Он был в итоге германофобом лишь там, где речь шла об эльзасцах, то есть — как раз там, где точно им не следовало бы быть. Впрочем, разве я лишь однажды сталкивался с тем, как гуманитарные теории на практике соединяются с самой узколобой ксенофобией…
Начиная с этого дня, Пиктон очень заинтересовал меня; я изучал его и пытался постичь его душу. Впрочем, он сам вскоре продемонстрировал ее по случаю первой бомбардировки. Его рота, находившаяся в резерве, занимала позицию на тыловом рубеже. Это было еще в 1914 году. 77-мм снаряды безобидно разрывались на высоте в 80 или 100 метров, превращаясь в красивые белые облачка. Между тем, все зарывшиеся в траншее солдаты Пиктона повернулись спиной к противнику, прикрыв головы вещмешками, а их командир, на коленях в грязи, схватил сумку своего соседа, чтобы защитить ею свой драгоценный мозг и, несмотря на жуткий холод, крупные капли пота медленно текли вдоль его затылка.
— Если бы немцы начали атаку, — я сказал Валери, — никто из этих весельчаков этого бы даже не увидел.
— Пойдем отсюда, они мне противны, — ответил мой товарищ довольно громко, чтобы Пиктон наверняка его услышал. Он повернулся к нам, не отпуская сумки, которую держал в обеих руках, высоко подняв над головой, и увидев нас, вышел из себя и принялся кричать:
— Эй, вы двое, артиллеристы, что вы там делаете? Убирались бы лучше в чертов лагерь! Вы что, не видите, что так вы раскрываете наше местоположение?
— Да, мы идем к капитану Боранже.
Эта рота того же полка занимала позицию намного ближе к противнику, солдаты, казалось, не слишком волновались. Они болтали между собой и шутили по поводу перелетов и недолетов шрапнельных снарядов; они не падали на колени, а стоя на парапете, смотрели вперед.
Что касается капитана, он со своим хлыстом в руке, спокойно прохаживался вдоль траншеи — сто шагов туда, сто назад. Нам он сказал просто:
— Проклятые «боши»! Если они начинают нас поливать, это будет не смешно. Храни нам Бог!

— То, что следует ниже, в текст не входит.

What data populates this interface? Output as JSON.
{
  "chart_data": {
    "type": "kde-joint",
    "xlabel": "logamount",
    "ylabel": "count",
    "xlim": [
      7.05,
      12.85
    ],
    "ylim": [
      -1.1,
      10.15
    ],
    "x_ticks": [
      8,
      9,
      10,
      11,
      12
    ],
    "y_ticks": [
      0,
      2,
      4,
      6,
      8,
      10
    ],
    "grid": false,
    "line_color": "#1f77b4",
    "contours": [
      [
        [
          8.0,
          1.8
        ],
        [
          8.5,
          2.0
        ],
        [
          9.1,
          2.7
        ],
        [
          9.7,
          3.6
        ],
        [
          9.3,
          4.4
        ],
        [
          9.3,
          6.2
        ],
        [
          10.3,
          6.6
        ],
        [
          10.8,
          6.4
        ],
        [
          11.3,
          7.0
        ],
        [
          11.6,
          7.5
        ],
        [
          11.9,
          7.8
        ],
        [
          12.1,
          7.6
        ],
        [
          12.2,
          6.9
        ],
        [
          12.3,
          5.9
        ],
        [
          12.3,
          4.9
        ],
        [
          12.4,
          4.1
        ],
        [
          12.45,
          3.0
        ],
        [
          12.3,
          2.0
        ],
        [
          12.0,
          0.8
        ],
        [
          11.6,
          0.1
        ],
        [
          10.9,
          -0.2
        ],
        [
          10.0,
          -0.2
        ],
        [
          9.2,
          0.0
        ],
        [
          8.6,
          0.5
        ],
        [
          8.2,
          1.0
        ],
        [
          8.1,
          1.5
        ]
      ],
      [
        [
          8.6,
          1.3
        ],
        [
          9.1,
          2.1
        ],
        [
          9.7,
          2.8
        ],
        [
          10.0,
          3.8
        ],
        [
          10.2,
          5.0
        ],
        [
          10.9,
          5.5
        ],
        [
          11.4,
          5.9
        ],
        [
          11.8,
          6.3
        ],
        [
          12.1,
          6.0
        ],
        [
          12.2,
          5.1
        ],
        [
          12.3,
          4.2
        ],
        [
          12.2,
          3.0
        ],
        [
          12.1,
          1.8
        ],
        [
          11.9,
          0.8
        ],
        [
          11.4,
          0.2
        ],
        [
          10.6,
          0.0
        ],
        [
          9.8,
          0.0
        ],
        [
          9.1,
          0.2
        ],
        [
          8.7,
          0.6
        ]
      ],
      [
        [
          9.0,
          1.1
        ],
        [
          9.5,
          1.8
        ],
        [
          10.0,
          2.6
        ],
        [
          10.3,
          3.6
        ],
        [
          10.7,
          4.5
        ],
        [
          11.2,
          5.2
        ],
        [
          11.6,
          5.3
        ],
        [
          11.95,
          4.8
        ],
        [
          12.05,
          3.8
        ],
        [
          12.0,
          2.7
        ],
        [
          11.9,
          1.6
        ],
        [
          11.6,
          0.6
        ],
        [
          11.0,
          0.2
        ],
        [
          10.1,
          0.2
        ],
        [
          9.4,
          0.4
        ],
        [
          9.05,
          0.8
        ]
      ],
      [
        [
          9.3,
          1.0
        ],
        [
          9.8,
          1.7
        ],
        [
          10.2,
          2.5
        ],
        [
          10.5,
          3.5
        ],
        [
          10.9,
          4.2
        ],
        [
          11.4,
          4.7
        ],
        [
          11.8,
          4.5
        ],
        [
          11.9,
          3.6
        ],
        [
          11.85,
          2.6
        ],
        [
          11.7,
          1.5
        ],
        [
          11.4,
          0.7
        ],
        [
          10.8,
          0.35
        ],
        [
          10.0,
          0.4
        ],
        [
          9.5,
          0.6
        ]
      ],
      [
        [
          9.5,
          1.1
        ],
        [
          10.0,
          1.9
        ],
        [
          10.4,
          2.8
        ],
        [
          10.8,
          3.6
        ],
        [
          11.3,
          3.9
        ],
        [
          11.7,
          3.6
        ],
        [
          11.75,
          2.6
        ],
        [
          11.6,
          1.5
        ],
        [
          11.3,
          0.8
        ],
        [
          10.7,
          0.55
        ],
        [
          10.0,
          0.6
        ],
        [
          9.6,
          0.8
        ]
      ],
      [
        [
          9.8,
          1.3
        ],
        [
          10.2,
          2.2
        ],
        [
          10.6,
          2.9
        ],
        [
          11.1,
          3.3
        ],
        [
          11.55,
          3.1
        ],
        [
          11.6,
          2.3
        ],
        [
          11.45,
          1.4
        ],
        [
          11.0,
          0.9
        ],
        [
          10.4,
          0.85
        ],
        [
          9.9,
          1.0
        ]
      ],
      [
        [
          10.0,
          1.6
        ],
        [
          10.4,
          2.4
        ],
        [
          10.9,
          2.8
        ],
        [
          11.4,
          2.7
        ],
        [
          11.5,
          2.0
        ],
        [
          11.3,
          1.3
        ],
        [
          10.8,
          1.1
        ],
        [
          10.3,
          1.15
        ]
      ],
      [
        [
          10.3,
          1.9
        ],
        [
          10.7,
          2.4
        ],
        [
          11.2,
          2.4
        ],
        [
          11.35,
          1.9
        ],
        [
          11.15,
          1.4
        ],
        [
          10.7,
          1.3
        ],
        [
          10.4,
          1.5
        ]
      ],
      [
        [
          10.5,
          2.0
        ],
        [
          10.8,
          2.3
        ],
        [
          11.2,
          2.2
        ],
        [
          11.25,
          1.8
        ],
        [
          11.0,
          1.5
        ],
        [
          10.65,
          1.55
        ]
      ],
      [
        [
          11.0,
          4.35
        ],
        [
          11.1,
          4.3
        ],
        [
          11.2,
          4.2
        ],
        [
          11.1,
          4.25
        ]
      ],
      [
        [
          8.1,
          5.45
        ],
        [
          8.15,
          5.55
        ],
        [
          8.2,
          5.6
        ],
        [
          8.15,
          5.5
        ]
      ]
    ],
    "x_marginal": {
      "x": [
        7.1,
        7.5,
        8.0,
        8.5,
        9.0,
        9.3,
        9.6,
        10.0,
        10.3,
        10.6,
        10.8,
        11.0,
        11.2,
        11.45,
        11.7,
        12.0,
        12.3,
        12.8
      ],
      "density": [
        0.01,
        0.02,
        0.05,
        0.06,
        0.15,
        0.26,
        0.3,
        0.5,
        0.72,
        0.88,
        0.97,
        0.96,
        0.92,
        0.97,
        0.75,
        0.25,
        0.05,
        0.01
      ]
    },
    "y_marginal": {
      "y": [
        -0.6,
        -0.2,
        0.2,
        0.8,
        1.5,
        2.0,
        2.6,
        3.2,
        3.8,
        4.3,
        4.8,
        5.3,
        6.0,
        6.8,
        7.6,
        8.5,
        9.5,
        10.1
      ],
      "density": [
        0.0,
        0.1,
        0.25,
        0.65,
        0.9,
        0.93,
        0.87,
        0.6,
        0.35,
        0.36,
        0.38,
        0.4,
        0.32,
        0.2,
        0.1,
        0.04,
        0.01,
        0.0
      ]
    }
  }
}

— Но почему вы не укрываетесь, господин капитан? — спросил Валери.
— А разве не надо подавать хороший пример? Когда мои храбрецы видят, как я прохожу перед ними, а я же, черт возьми, вовсе не какой-то блестящий полководец, они скажут себе, что опасность не так уже и велика.
Разве это не прекрасный пример скромности и добродушия?
Но в воскресенье после аперитива, когда жена хозяина гостиницы возвратилась после большой мессы, с большим молитвенником в руке, Пиктон, оправившись от своих волнений, решительно поприветствовал ее так, как уже вошло у него в привычку.